左右不過多花些時間,便能盡數修復。
……
【無限地獄】之中,群魔亂舞,一隊修為極強的大妖魔正在逐漸集結。
約定的時間已經臨近,所有具備資格參與【大淵】遠征的妖魔修士,都已經摩拳擦掌,做好了準備。
只不過,原本是七尊【彼岸】相約一起出擊,可不知怎的,有關於【大淵】的訊息一點點的洩漏了出去。
以至於,引動了更多對於【大淵】有興趣的【彼岸】大魔。
眼下,一共集齊了十一尊【彼岸】!
這比【閻浮】所預估的要多!
要知道,每多出來一尊【彼岸】,對於【閻浮】來說,都要平添一份巨大的壓力。
他所提前佈置的法陣,雖說勾連了六尊【彼岸之舟】,足夠強勢,卻也無法完美鎮壓這麼多大能。
只見在【閻浮獸苑】之中,【有病】開口說道:
“祖師,實在不行,我便先下手吧,能拖住一尊【彼岸】也好。”
“這一十一尊【彼岸】全堆進【大淵】之中,萬一咱們【閻浮道】沒能按原定計劃全部攔住,被它們逃入現世。”
“那魔劫可就真的無法收拾了!”
“屆時,我等可要揹負大因果,那可就麻煩了。”
在【有病】的對面,【閻浮道祖】也是面色嚴峻。
原本他計劃帶著另外六尊【彼岸】進入【大淵】,以陣法將其全部鎮壓,填入自身的六道輪迴之中,以圓滿修行。
可在見識了【沒錢】那廝的兇戾劍光之後,他便改了主意,準備多弄幾尊【彼岸】進去【大淵】。
只不過,這個勾引更多【彼岸】的計劃有些玩脫了。
經歷了新的變化,額外多出來了四尊【彼岸】要處理,壓力著實不小。
不過,事到如今,【閻浮】也已經無法回頭。
只見他開口說道:
“你還是按照原計劃進行吧!”
“等我將這一十一尊【彼岸】全部坑死在【大淵】之中,它們留下的大地獄,便會成為無主之地。”
“我可全靠你替我把這些地盤全佔下來。”
“這中間的收益可不比鎮壓【彼岸】來的小。”
“至於如何收拾進入【大淵】的魔劫,你無需多管,交給我就好。”
【閻浮道祖】早已做好了拼盡全力的準備,一旦他真的做到了一挑十的壯舉,那他的修為必然也將得到巨大的提升。
……
景遷神志於混沌之中,慢慢的清醒了過來。
他的識海已經重歸平靜,只是道基所受到的傷勢,仍未平復。
那自爆念頭帶來的反噬,如同在完美的玉石上鑿出了深刻的裂痕,修復起來異常緩慢。
而他的神識之所以先於傷勢的恢復,驟然甦醒,乃是因為有一道獨特的法力靈感,從過去之中照射而來。

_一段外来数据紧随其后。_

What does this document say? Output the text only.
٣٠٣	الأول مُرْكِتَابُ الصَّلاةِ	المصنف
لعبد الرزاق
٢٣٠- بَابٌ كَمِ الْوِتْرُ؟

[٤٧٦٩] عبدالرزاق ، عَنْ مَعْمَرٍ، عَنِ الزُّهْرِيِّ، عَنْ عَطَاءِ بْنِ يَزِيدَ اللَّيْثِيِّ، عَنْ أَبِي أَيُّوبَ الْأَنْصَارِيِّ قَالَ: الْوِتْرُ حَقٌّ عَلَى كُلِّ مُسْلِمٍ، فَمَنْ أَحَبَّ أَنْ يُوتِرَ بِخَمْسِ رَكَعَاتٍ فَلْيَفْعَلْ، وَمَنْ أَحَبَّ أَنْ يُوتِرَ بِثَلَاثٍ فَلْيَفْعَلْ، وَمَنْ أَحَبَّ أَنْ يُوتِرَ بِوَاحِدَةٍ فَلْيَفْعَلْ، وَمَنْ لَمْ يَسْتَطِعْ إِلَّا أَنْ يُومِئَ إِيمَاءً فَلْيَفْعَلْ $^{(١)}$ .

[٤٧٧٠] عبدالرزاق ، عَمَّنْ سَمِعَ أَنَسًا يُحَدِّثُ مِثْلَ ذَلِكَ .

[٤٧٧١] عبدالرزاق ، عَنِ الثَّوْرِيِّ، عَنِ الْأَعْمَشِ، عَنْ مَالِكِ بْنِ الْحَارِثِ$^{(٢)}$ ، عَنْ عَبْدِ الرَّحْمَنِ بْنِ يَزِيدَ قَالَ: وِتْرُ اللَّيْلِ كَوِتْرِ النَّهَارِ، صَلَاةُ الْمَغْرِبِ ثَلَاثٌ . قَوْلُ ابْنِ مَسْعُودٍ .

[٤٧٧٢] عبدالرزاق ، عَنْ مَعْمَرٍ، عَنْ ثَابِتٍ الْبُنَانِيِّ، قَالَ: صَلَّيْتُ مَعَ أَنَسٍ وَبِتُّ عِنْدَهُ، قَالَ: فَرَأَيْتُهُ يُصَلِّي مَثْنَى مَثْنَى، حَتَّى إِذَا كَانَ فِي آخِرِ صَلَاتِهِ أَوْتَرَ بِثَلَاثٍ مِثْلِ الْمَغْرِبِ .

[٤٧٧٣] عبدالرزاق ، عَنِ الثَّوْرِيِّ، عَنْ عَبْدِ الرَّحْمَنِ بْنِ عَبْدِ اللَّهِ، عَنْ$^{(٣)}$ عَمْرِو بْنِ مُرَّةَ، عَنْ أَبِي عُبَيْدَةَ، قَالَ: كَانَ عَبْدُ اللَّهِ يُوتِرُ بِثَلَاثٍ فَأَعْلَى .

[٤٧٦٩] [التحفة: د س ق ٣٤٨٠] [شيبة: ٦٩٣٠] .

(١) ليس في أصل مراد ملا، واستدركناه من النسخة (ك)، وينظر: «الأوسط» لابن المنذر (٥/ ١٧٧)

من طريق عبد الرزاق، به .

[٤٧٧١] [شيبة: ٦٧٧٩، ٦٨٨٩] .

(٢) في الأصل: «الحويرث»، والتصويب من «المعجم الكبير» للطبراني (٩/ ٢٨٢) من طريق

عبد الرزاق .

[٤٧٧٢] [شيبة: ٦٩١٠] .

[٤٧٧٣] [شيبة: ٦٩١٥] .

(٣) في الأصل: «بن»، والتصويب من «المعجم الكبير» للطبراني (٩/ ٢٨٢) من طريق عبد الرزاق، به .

這道靈光並非外來,而是源自那件早已與他神魂交融,卻在【圖騰之火】的長期煅燒下,形態與本質都發生了根本性蛻變的寶物。
那頂級的時序神機【年輪之眼】!
此刻,在景遷的感知深處,那枚曾經象徵著歲月流轉、刻印著古老年輪的眼球狀寶物,已然消失不見。
取而代之的,是一顆更加深邃、更加威嚴、彷彿承載了無數紀元興衰更迭的大“瞳”!
【年輪之眼】汲取了海量的【圖騰之火】,終於完成了關鍵的晉升。
眼下,它已成就【後天靈寶】位格,乃是能映照時代的新生與終結的【紀元之瞳】。
此瞳無形無質,已徹底融入景遷的神魂本源,成為他【時序】之道的一部分。
它的出現,從過去之中照澈景遷的神魂,將他徹底喚醒。
而有了【紀元之瞳】的存在,他操控先天【時光】大道就更加的輕鬆了。
只見他念頭一動,一道重新整理的力量,從過去之中湧來。
景遷佈滿裂紋的道基,那原本需要水磨工夫、耗費大量時光與資源才能修復的可怕損傷,竟如同被一隻無形之手輕輕抹去!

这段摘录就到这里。